The night was dark and my dreams dark and viscous rain, thick as treacle. Blood was spilled that night in my dreams and the owl’s shriek woke me.
The next morning was another in the routine, routine was important said the doctors. I and Jack walked back to the park enjoying the last traces of the autumn sunshine. The park was quiet, with merely a few traces of laughter carried on the breeze.
All was sunshine and light, and yet, and yet there was something wrong. There was something wrong, something was gone. It was too quiet, rubbish scattered over the path and today’s newspaper stuck to my legs by a gust of wind.
It was too quiet.
I passed the oaks and the silence was deafening me, there was no noise, even our conversation became muted. Then I knew it, they were gone. The owls were gone, no shrieks and no great slow eyes watching. They were gone and the silence they had left was oppressive.

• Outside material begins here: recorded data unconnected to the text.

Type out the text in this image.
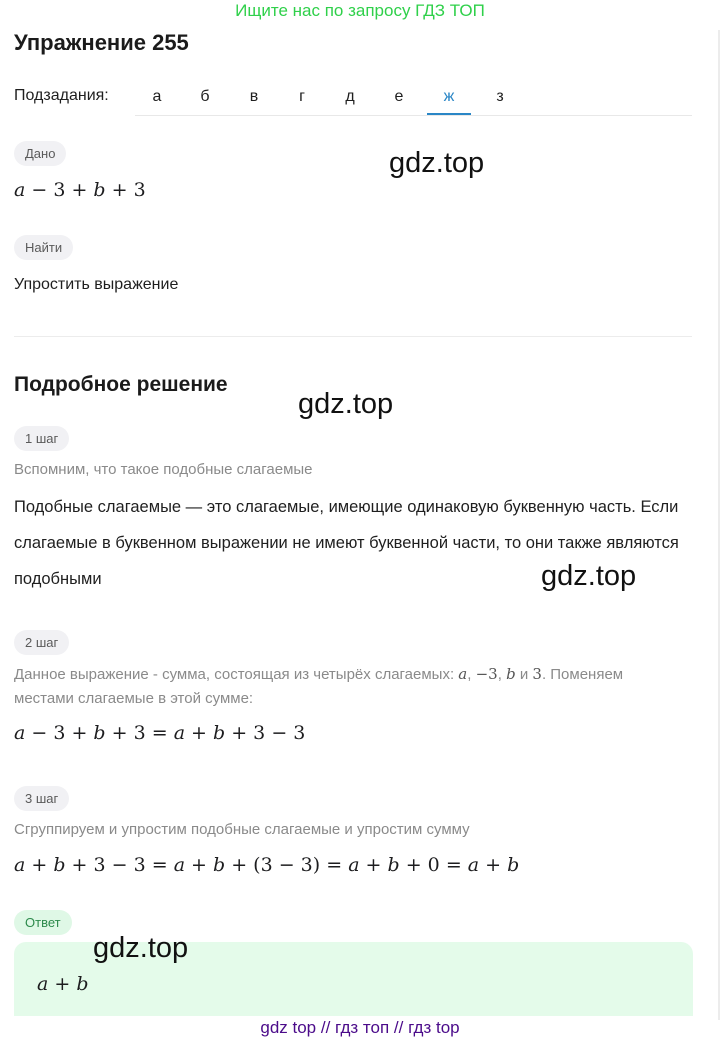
Ищите нас по запросу ГДЗ ТОП
Упражнение 255
Подзадания:	а	б	в	г	д	е	ж	з
Дано
a − 3 + b + 3
Найти
Упростить выражение
Подробное решение
1 шаг
Вспомним, что такое подобные слагаемые
Подобные слагаемые — это слагаемые, имеющие одинаковую буквенную часть. Если слагаемые в буквенном выражении не имеют буквенной части, то они также являются подобными
2 шаг
Данное выражение - сумма, состоящая из четырёх слагаемых: a, −3, b и 3. Поменяем местами слагаемые в этой сумме:
a − 3 + b + 3 = a + b + 3 − 3
3 шаг
Сгруппируем и упростим подобные слагаемые и упростим сумму
a + b + 3 − 3 = a + b + (3 − 3) = a + b + 0 = a + b
Ответ
a + b
gdz.top
gdz.top
gdz.top
gdz.top
gdz top // гдз топ // гдз top
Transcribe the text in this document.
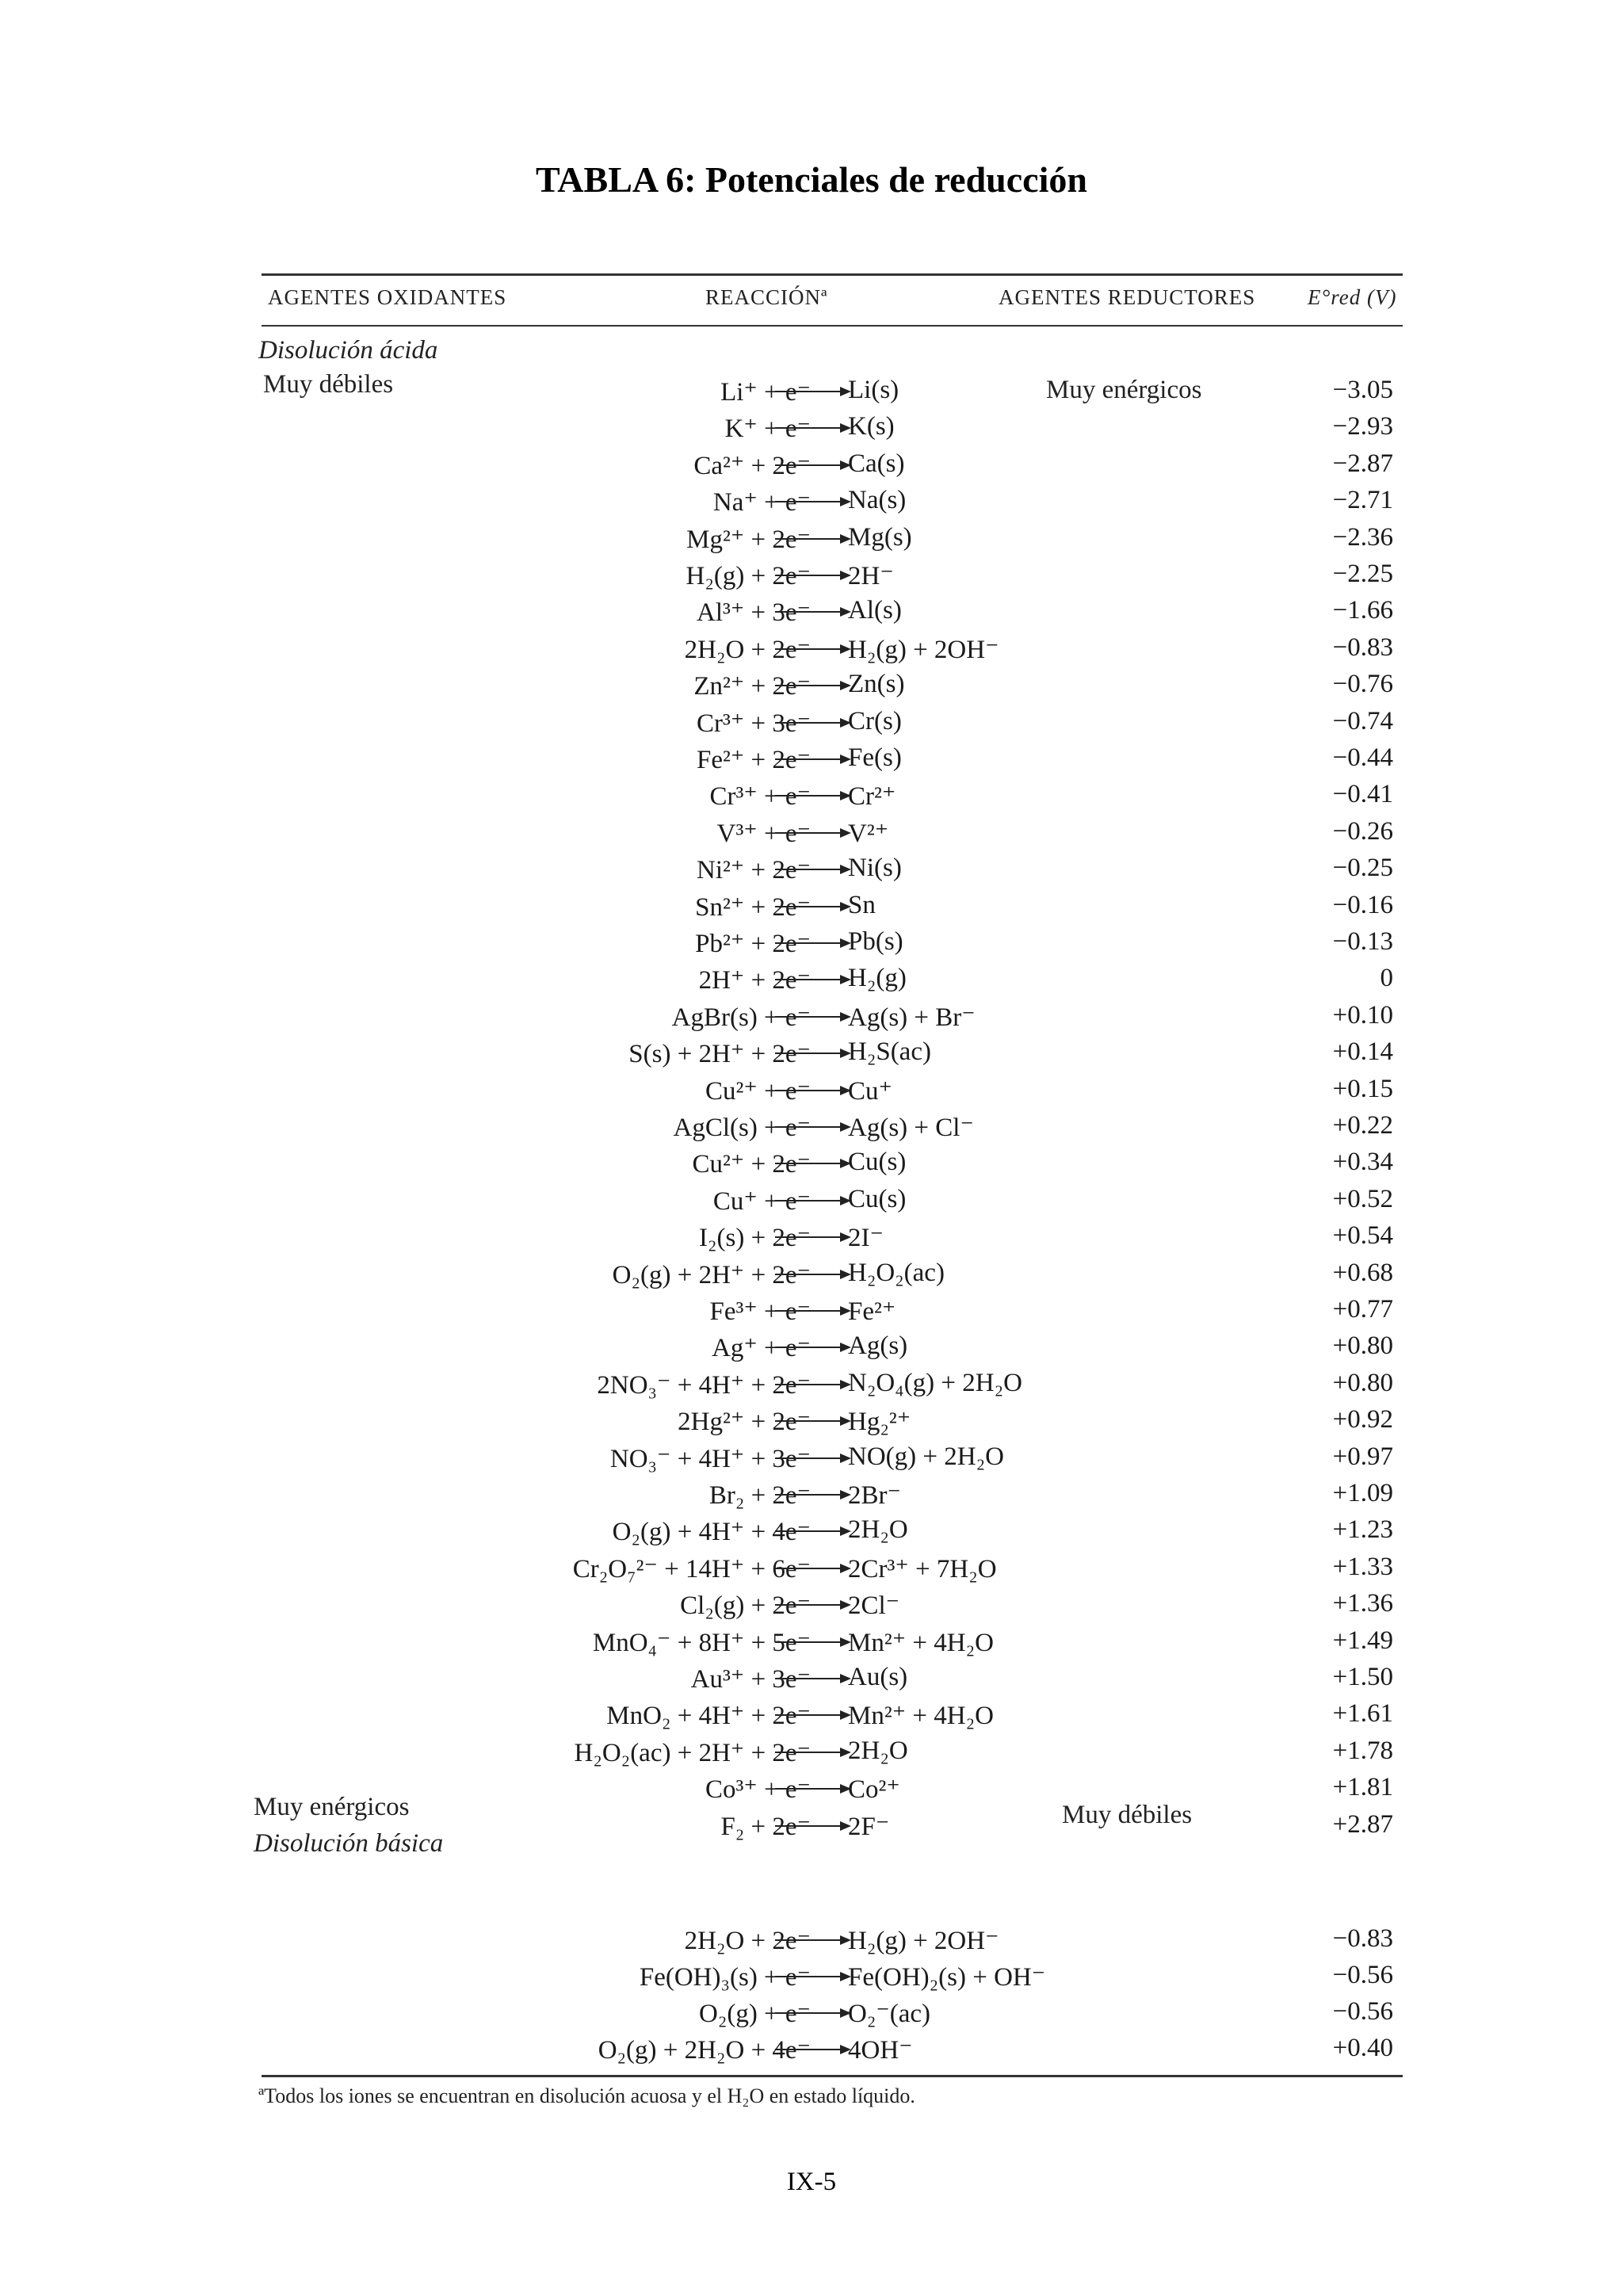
TABLA 6: Potenciales de reducción
AGENTES OXIDANTES	REACCIÓNª	AGENTES REDUCTORES E°red (V)
Disolución ácida
Muy débiles	Muy enérgicos
Muy enérgicos	Muy débiles
Disolución básica
Li⁺ + e⁻ Li(s)	−3.05
K⁺ + e⁻ K(s)	−2.93
Ca²⁺ + 2e⁻ Ca(s)	−2.87
Na⁺ + e⁻ Na(s)	−2.71
Mg²⁺ + 2e⁻ Mg(s)	−2.36
H₂(g) + 2e⁻ 2H⁻	−2.25
Al³⁺ + 3e⁻ Al(s)	−1.66
2H₂O + 2e⁻ H₂(g) + 2OH⁻	−0.83
Zn²⁺ + 2e⁻ Zn(s)	−0.76
Cr³⁺ + 3e⁻ Cr(s)	−0.74
Fe²⁺ + 2e⁻ Fe(s)	−0.44
Cr³⁺ + e⁻ Cr²⁺	−0.41
V³⁺ + e⁻ V²⁺	−0.26
Ni²⁺ + 2e⁻ Ni(s)	−0.25
Sn²⁺ + 2e⁻ Sn	−0.16
Pb²⁺ + 2e⁻ Pb(s)	−0.13
2H⁺ + 2e⁻ H₂(g)	0
AgBr(s) + e⁻ Ag(s) + Br⁻	+0.10
S(s) + 2H⁺ + 2e⁻ H₂S(ac)	+0.14
Cu²⁺ + e⁻ Cu⁺	+0.15
AgCl(s) + e⁻ Ag(s) + Cl⁻	+0.22
Cu²⁺ + 2e⁻ Cu(s)	+0.34
Cu⁺ + e⁻ Cu(s)	+0.52
I₂(s) + 2e⁻ 2I⁻	+0.54
O₂(g) + 2H⁺ + 2e⁻ H₂O₂(ac)	+0.68
Fe³⁺ + e⁻ Fe²⁺	+0.77
Ag⁺ + e⁻ Ag(s)	+0.80
2NO₃⁻ + 4H⁺ + 2e⁻ N₂O₄(g) + 2H₂O	+0.80
2Hg²⁺ + 2e⁻ Hg₂²⁺	+0.92
NO₃⁻ + 4H⁺ + 3e⁻ NO(g) + 2H₂O	+0.97
Br₂ + 2e⁻ 2Br⁻	+1.09
O₂(g) + 4H⁺ + 4e⁻ 2H₂O	+1.23
Cr₂O₇²⁻ + 14H⁺ + 6e⁻ 2Cr³⁺ + 7H₂O	+1.33
Cl₂(g) + 2e⁻ 2Cl⁻	+1.36
MnO₄⁻ + 8H⁺ + 5e⁻ Mn²⁺ + 4H₂O	+1.49
Au³⁺ + 3e⁻ Au(s)	+1.50
MnO₂ + 4H⁺ + 2e⁻ Mn²⁺ + 4H₂O	+1.61
H₂O₂(ac) + 2H⁺ + 2e⁻ 2H₂O	+1.78
Co³⁺ + e⁻ Co²⁺	+1.81
F₂ + 2e⁻ 2F⁻	+2.87
2H₂O + 2e⁻ H₂(g) + 2OH⁻	−0.83
Fe(OH)₃(s) + e⁻ Fe(OH)₂(s) + OH⁻	−0.56
O₂(g) + e⁻ O₂⁻(ac)	−0.56
O₂(g) + 2H₂O + 4e⁻ 4OH⁻	+0.40
ªTodos los iones se encuentran en disolución acuosa y el H₂O en estado líquido.
IX-5
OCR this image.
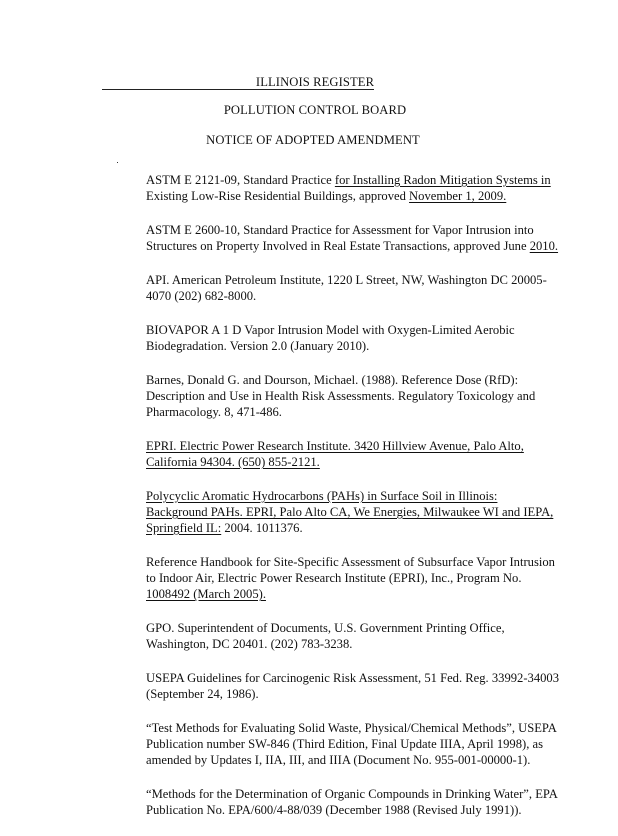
ILLINOIS REGISTER
POLLUTION CONTROL BOARD
NOTICE OF ADOPTED AMENDMENT
ASTM E 2121-09, Standard Practice for Installing Radon Mitigation Systems in
Existing Low-Rise Residential Buildings, approved November 1, 2009.
ASTM E 2600-10, Standard Practice for Assessment for Vapor Intrusion into
Structures on Property Involved in Real Estate Transactions, approved June 2010.
API. American Petroleum Institute, 1220 L Street, NW, Washington DC 20005-
4070 (202) 682-8000.
BIOVAPOR A 1 D Vapor Intrusion Model with Oxygen-Limited Aerobic
Biodegradation. Version 2.0 (January 2010).
Barnes, Donald G. and Dourson, Michael. (1988). Reference Dose (RfD):
Description and Use in Health Risk Assessments. Regulatory Toxicology and
Pharmacology. 8, 471-486.
EPRI. Electric Power Research Institute. 3420 Hillview Avenue, Palo Alto,
California 94304. (650) 855-2121.
Polycyclic Aromatic Hydrocarbons (PAHs) in Surface Soil in Illinois:
Background PAHs. EPRI, Palo Alto CA, We Energies, Milwaukee WI and IEPA,
Springfield IL: 2004. 1011376.
Reference Handbook for Site-Specific Assessment of Subsurface Vapor Intrusion
to Indoor Air, Electric Power Research Institute (EPRI), Inc., Program No.
1008492 (March 2005).
GPO. Superintendent of Documents, U.S. Government Printing Office,
Washington, DC 20401. (202) 783-3238.
USEPA Guidelines for Carcinogenic Risk Assessment, 51 Fed. Reg. 33992-34003
(September 24, 1986).
“Test Methods for Evaluating Solid Waste, Physical/Chemical Methods”, USEPA
Publication number SW-846 (Third Edition, Final Update IIIA, April 1998), as
amended by Updates I, IIA, III, and IIIA (Document No. 955-001-00000-1).
“Methods for the Determination of Organic Compounds in Drinking Water”, EPA
Publication No. EPA/600/4-88/039 (December 1988 (Revised July 1991)).
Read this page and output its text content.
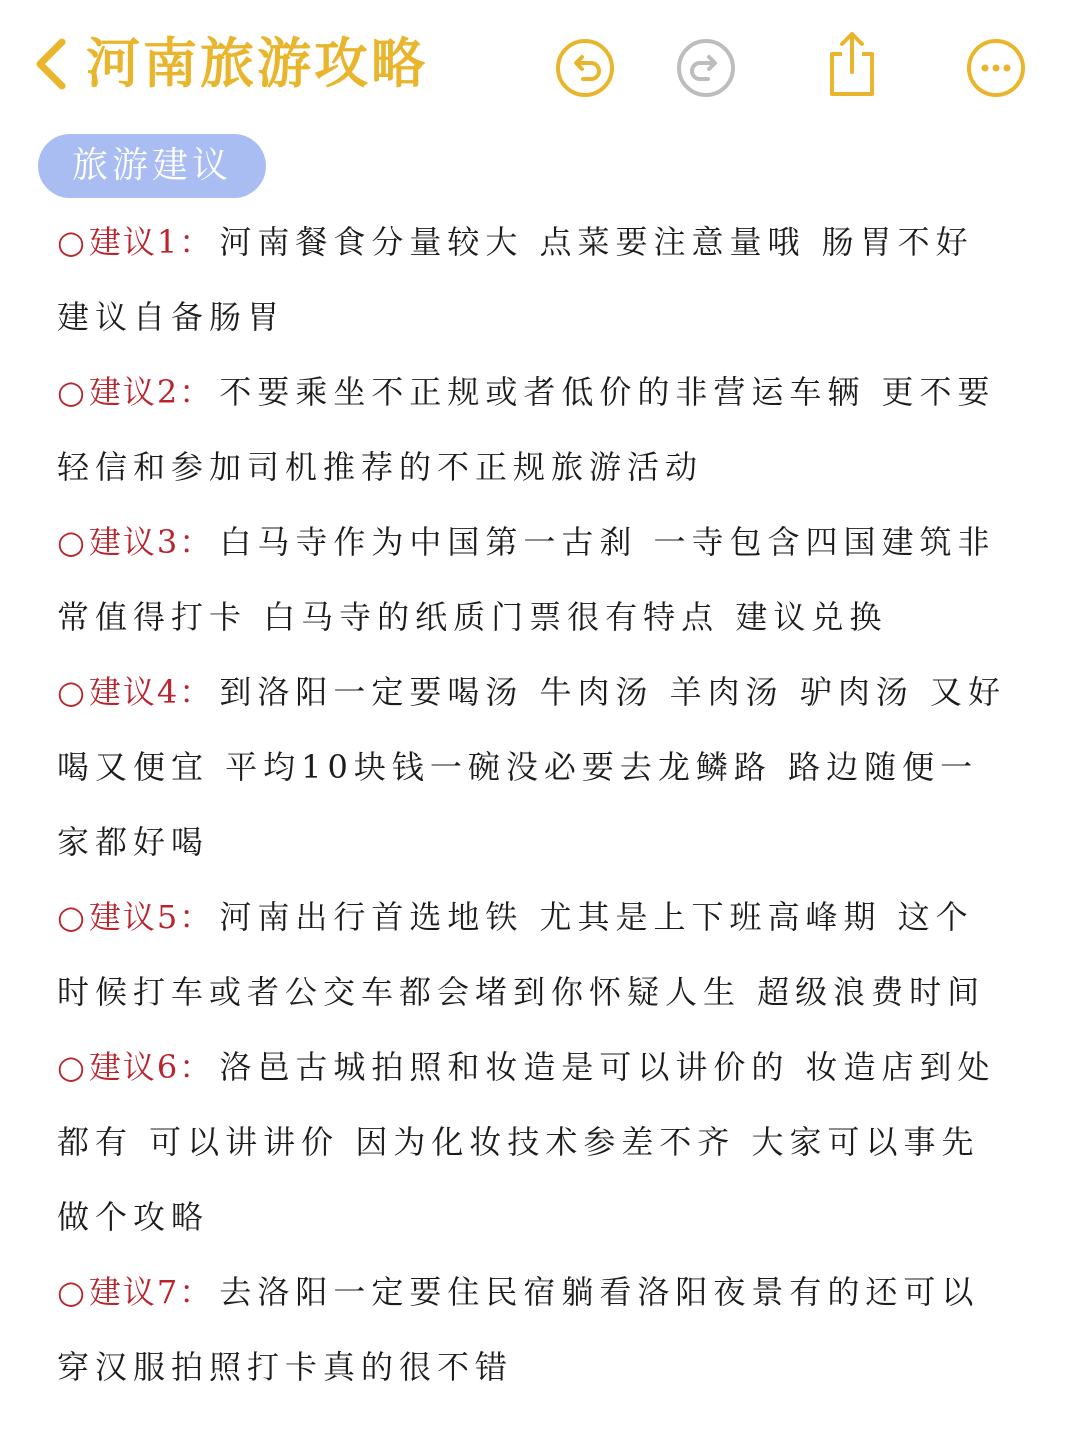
河南旅游攻略
旅游建议

○ 建议1：河南餐食分量较大 点菜要注意量哦 肠胃不好建议自备肠胃

○ 建议2：不要乘坐不正规或者低价的非营运车辆 更不要轻信和参加司机推荐的不正规旅游活动

○ 建议3：白马寺作为中国第一古刹 一寺包含四国建筑非常值得打卡 白马寺的纸质门票很有特点 建议兑换

○ 建议4：到洛阳一定要喝汤 牛肉汤 羊肉汤 驴肉汤 又好喝又便宜 平均10块钱一碗没必要去龙鳞路 路边随便一家都好喝

○ 建议5：河南出行首选地铁 尤其是上下班高峰期 这个时候打车或者公交车都会堵到你怀疑人生 超级浪费时间

○ 建议6：洛邑古城拍照和妆造是可以讲价的 妆造店到处都有 可以讲讲价 因为化妆技术参差不齐 大家可以事先做个攻略

○ 建议7：去洛阳一定要住民宿躺看洛阳夜景有的还可以穿汉服拍照打卡真的很不错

The wind grew ever insistent and I and Jack began to turn back, we passed the paper laying spread-eagled on the ground and as I passed I picked it up and dropped into the bin. From the remains of the rubbish a somewhat familiar face stared at me. Did I know that face, now mourned and lost to twisted metal and sudden stillness? My book was in my hand and I searched the photographs, and that familiar face was absent and so we left together.
The wind was cold and the owls were gone.